Tue, 05 Dec 2023

Yaounde, Cameroon - Gabon's prime minister says international sanctions and pressure for a return to constitutional order could be devastating to the country's economy. He also says the military junta needs time to carry out reforms and a national dialogue before a projected return to civilian rule.

Speaking to reporters Wednesday, Gabon's prime minister, Raymond Ndong Sima, said he wants to remind the world that by seizing power, the military saved the central African state from a civil war.

He said Gabon's political opposition was ready to take up arms and defend its victory after ousted president Ali Bongo Ondimba orchestrated alarming fraud and declared himself thewinner of the August 26 presidential election.

FILE - Ousted Gabon President Ali Bongo. FILE - Ousted Gabon President Ali Bongo.

Sima said the international community and friendly countries should be compassionate and stop all sanctions they have already imposed or are planning to impose to press for a return to constitutional order in Gabon. The prime minister said Gabon will have challenges developing its economy and fighting poverty if foreign pressure and sanctions are not rapidly removed.

Contested results indicate 69-year-old Albert Ondo Ossa, leader of Gabon's main opposition group Alternance 2023, won the August 26 election. But soldiers announced on national television on August 30 that they had seized power.

The designation of General Brice Clotaire Oligui Nguema, head of the Republican Guard, as president, sparked an international outcry for a return to constitutional order.

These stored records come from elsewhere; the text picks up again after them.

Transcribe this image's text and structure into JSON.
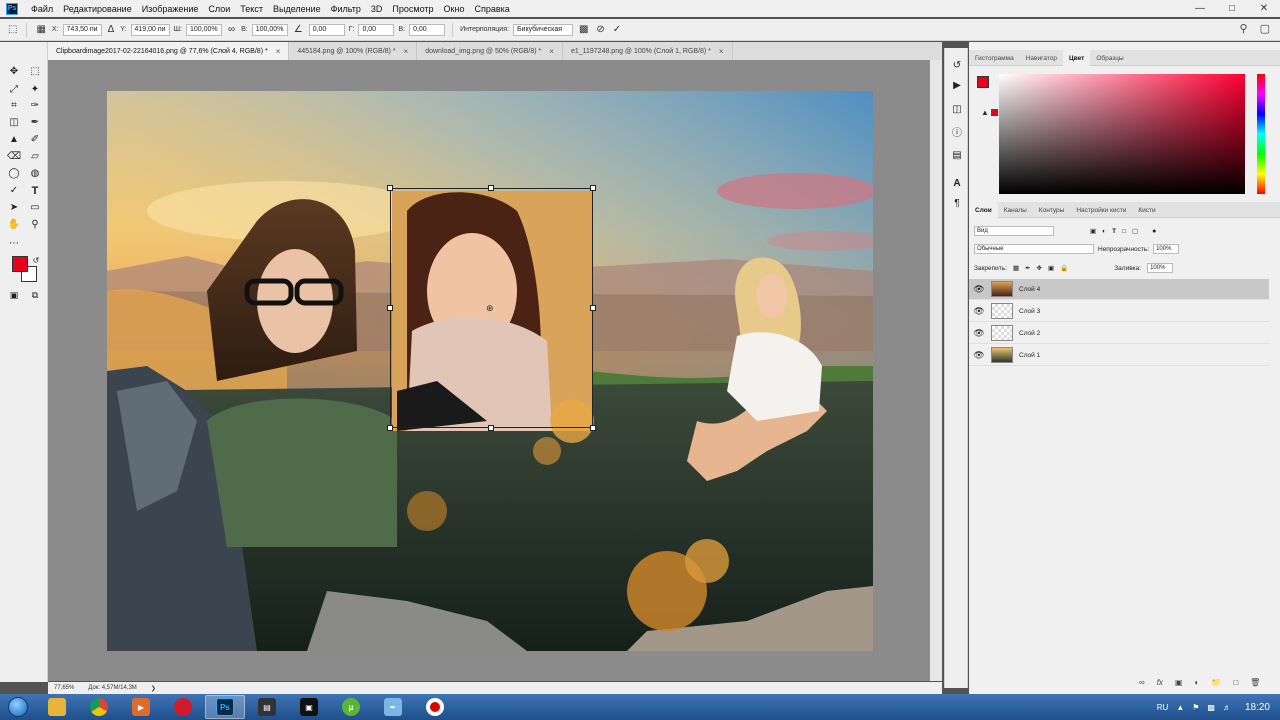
{
  "menu": [
    "Файл",
    "Редактирование",
    "Изображение",
    "Слои",
    "Текст",
    "Выделение",
    "Фильтр",
    "3D",
    "Просмотр",
    "Окно",
    "Справка"
  ],
  "app_logo": "Ps",
  "options": {
    "x_label": "X:",
    "x_value": "743,50 пи",
    "y_value": "419,00 пи",
    "w_label": "Ш:",
    "w_value": "100,00%",
    "h_label": "В:",
    "h_value": "100,00%",
    "angle_value": "0,00",
    "hskew_label": "Г:",
    "hskew_value": "0,00",
    "vskew_label": "В:",
    "vskew_value": "0,00",
    "interp_label": "Интерполяция:",
    "interp_value": "Бикубическая"
  },
  "tabs": [
    {
      "label": "Clipboardimage2017-02-22164016.png @ 77,6% (Слой 4, RGB/8) *",
      "active": true
    },
    {
      "label": "445184.png @ 100% (RGB/8) *",
      "active": false
    },
    {
      "label": "download_img.png @ 50% (RGB/8) *",
      "active": false
    },
    {
      "label": "e1_1197248.png @ 100% (Слой 1, RGB/8) *",
      "active": false
    }
  ],
  "status": {
    "zoom": "77,65%",
    "doc": "Док: 4,57M/14,3M"
  },
  "color_panel": {
    "tabs": [
      "Гистограмма",
      "Навигатор",
      "Цвет",
      "Образцы"
    ],
    "active_tab": "Цвет",
    "foreground": "#e8001c",
    "background": "#ffffff"
  },
  "layers_panel": {
    "tabs": [
      "Слои",
      "Каналы",
      "Контуры",
      "Настройки кисти",
      "Кисти"
    ],
    "active_tab": "Слои",
    "filter_kind": "Вид",
    "blend_mode": "Обычные",
    "opacity_label": "Непрозрачность:",
    "opacity_value": "100%",
    "lock_label": "Закрепить:",
    "fill_label": "Заливка:",
    "fill_value": "100%",
    "layers": [
      {
        "name": "Слой 4",
        "selected": true
      },
      {
        "name": "Слой 3",
        "selected": false
      },
      {
        "name": "Слой 2",
        "selected": false
      },
      {
        "name": "Слой 1",
        "selected": false
      }
    ]
  },
  "taskbar": {
    "lang": "RU",
    "time": "18:20",
    "apps": [
      "explorer-icon",
      "chrome-icon",
      "media-player-icon",
      "opera-icon",
      "photoshop-icon",
      "movie-maker-icon",
      "video-editor-icon",
      "torrent-icon",
      "notes-icon",
      "record-icon"
    ]
  },
  "colors": {
    "accent_red": "#e8001c",
    "canvas_bg": "#8b8b8b",
    "taskbar": "#2a5e9e"
  }
}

This week, U.S. Secretary of State Antony Blinken announced the suspension of what he called certain foreign assistance programs to Gabon, pending a review of the circumstances that led to the ouster of President Bongo, who had ruled Gabon since 2009, when he succeeded his late father, Omar Bongo.

The State Department said the suspension would not affect U.S. government operations in the oil-producing central African nation but did not elaborate on what U.S.-funded programs would be affected or how much money would be placed on hold.

Sima, speaking in Gabon's capital, Libreville, said the country's military junta should be allowed to undertake initiatives to restore stability, carry out institutional and legislative reforms, fight corruption, ensure sustainable economic development, and conduct a national dialogue before organizing elections.

Sima did not say how much time the military junta needs to carry out the reforms and return power to civilians.

Telesphore Ondo is a public law lecturer at Omar Bongo University in Libreville.

Ondo tells Gabon state TV that the central African state's military leader needs time and resources to carry out consultations and organize a national dialogue that will reconcile civilians who are angry over the Bongo family's close-to-60-year rule that did not develop the oil producing nation. He says during the consultation and dialogue the military junta should make it known if it needs one, two or three years to return to civilian rule.

France, China, Russia, the United Kingdom and Canada are among nations, along with the U.S., that have expressed concerns about the military junta taking over in Gabon and are asking for a return to normalcy. Similar requests have come from the United Nations, two central African regional blocs and the African Union.